A symmetric double convex lens is cut in two equal parts by a plane perpendiculr to the pricipal axis. If the power of the original lens was 4D, the power of a cut lens will be
a.2D b.3D c.4D d.5D

To solve the problem step by step, we will analyze the situation of cutting a symmetric double convex lens and how it affects the power of the lens. ### Step-by-Step Solution: 1. **Understand the Given Data:** - The original lens is a symmetric double convex lens with a power of \( P = 4D \). - The lens is cut into two equal parts by a plane perpendicular to the principal axis. 2. **Recall the Formula for Power:** - The power \( P \) of a lens is given by the formula: \[ P = \frac{1}{f} \] where \( f \) is the focal length of the lens. 3. **Determine the Focal Length of the Original Lens:** - From the power of the original lens: \[ 4 = \frac{1}{f} \implies f = \frac{1}{4} \text{ meters} = 0.25 \text{ meters} \] 4. **Understand the Effect of Cutting the Lens:** - When the lens is cut in half, the focal length of each half changes.
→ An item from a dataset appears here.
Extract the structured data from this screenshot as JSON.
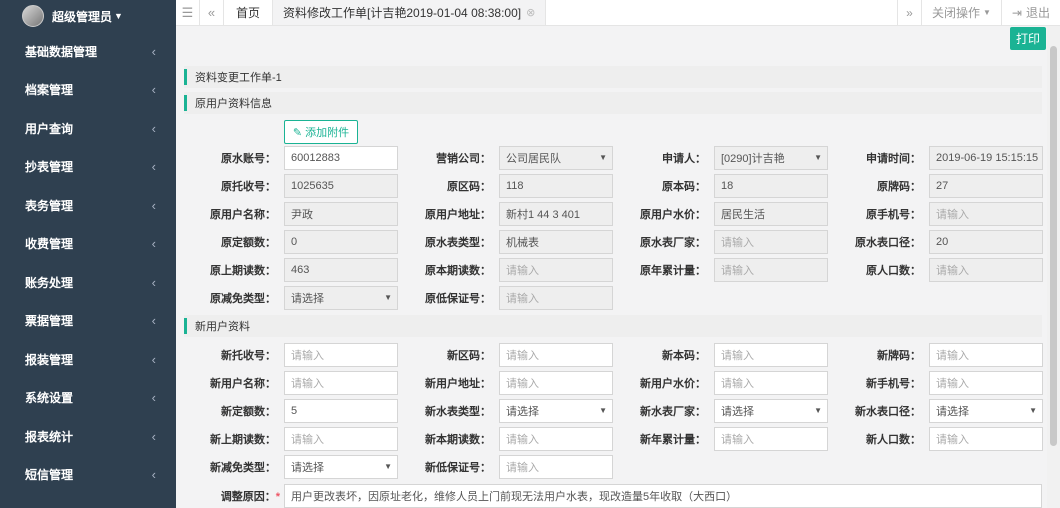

The new focal length \( f' \) of each half can be derived from the original focal length: - The focal length of the cut lens is given by: \[ \frac{1}{f'} = \mu - 1 \left( \frac{1}{R} - \frac{1}{\infty} \right) \] - Since \( \frac{1}{\infty} = 0 \), we have: \[ \frac{1}{f'} = \mu - 1 \cdot \frac{1}{R} \] 5. **Relate the Focal Lengths:** - For the original lens, we had: \[ \frac{1}{f} = (\mu - 1) \left( \frac{1}{R} - \left(-\frac{1}{R}\right) \right) = (\mu - 1) \cdot \frac{2}{R} \] - Therefore, when the lens is cut, the new focal length \( f' \) becomes: \[ f' = 2f \] 6. **Calculate the Power of the Cut Lens:** - The power of the cut lens \( P' \) can now be calculated as: \[ P' = \frac{1}{f'} = \frac{1}{2f} \] - Since we know \( f = 0.25 \) meters, we have: \[ P' = \frac{1}{2 \times 0.25} = \frac{1}{0.5} = 2D \] 7. **Final Answer:** - The power of the cut lens is \( 2D \). ### Conclusion: The power of the cut lens will be \( 2D \).